Many PVC processors remember problematic runs using second-choice stabilizers—brittle profiles, rapid yellowing, high scrap rates, or the sudden appearance of dots and gels after a change in feedstock. Our own operators and technical advisors often field urgent calls after a competitor’s batch has caused a costly shutdown or customer rejection. With SBM, we see plant teams regain control over process drift and recover more grade-A material.
Plant managers are wary of switching stabilizer chemistry without proof of field performance. Long-term relationships built over years of collaborative testing and fine-tuning batch schedules have established trust. We bring batch-level traceability and supply chain transparency alongside the product, supporting uninterrupted production.
Seasoned operators and plant supervisors recognize the importance of local, fast support. Our field applications engineers hold years of experience across calendering, injection molding, and extrusion, and offer training on dosing strategies, troubleshooting, and transition planning when switching stabilizer systems. No outside consultants or resellers getting in the way—just direct answers based on plant realities and past experience.
In partnership with our development chemists, we support real-world trials with stepwise adjustment to formulation ratios, allowing processors to fine-tune performance for specialized product lines—whether it’s high-clarity films, reinforced profiles, or technically demanding cable sheathing.
Supply interruptions aggravate production managers, particularly during seasonal peaks. Our in-house logistics team has invested in secure, moisture-resistant packaging that meets plant handling needs for both small and large users. Durable packaging and robust labeling systems cut down time spent at incoming inspection and support audit compliance.
Warehouse staff provide feedback to R&D, influencing changes in particle size, packaging, and handling protocol improvements, always working to align with what works on the shop floor.
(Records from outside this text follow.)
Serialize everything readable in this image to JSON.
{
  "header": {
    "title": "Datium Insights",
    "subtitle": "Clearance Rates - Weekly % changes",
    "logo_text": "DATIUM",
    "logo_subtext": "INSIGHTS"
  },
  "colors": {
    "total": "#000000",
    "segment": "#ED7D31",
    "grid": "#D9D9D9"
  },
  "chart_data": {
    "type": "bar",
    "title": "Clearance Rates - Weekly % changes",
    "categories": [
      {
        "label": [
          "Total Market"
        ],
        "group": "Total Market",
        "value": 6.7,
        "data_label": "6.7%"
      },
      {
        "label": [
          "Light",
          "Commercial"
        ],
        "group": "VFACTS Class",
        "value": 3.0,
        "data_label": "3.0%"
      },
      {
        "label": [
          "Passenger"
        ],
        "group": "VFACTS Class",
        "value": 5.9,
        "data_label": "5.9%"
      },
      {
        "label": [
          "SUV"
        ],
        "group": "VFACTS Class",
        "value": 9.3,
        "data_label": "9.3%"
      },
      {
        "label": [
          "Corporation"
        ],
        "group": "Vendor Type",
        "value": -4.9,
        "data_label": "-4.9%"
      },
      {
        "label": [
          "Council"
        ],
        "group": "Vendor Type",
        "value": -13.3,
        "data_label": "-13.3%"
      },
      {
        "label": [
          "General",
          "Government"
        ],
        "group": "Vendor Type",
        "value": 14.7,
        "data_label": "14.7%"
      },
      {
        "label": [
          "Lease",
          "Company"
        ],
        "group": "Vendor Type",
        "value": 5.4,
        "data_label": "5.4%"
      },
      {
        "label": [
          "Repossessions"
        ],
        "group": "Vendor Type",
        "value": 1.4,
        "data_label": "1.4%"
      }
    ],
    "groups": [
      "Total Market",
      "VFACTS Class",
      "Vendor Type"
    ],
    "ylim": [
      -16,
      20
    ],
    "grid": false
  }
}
Over time, every chemical manufacturer faces pressure to keep pace with plant requirements and changing regulations worldwide. SBM remains at the core of our innovation roadmaps. Our lab teams study interaction with other additives—lubricants, impact modifiers, and colorants—to anticipate new application fields, such as medical-grade or halogen-free wire and cable.
We have shared data at technical conferences showing how SBM supports new product lines that meet both performance and compliance standards, moving away from heavy metal compounds. That didn’t happen overnight: it took years working side by side with users in production plants, learning what can go wrong and ironing out handling concerns batch by batch.
Years in the chemical business bring perspective. Our teams have witnessed the pitfalls of lopsided cost-cutting or rushing into market-fresh additives not backed by robust supply chains. With SBM, focus remains on constant lab testing, direct process optimization, and field validation—making sure what works on paper also works in production. Our support includes ongoing collaboration with processors’ QA, procurement, and shift supervisors, aiming for production lines that run smoother, cleaner, and more predictably, even under challenging conditions. The relationship between manufacturer and processor deepens over cycles of troubleshooting and shared success.
Every drum of SBM that leaves our facility carries the weight of our experience. Our internal controls, process safety culture, and deep connection to the production floor drive us to develop, supply, and support stabilizers that truly meet plant-level needs. Through steady feedback, continuous improvement, and unfiltered plant data, we have built an additive that stands up to the reality of modern PVC processing pressures. As manufacturing grows more complex and regulatory standards rise ever higher, our commitment stands—in reliability, technical support, and an open flow of knowledge from lab bench through to finished goods.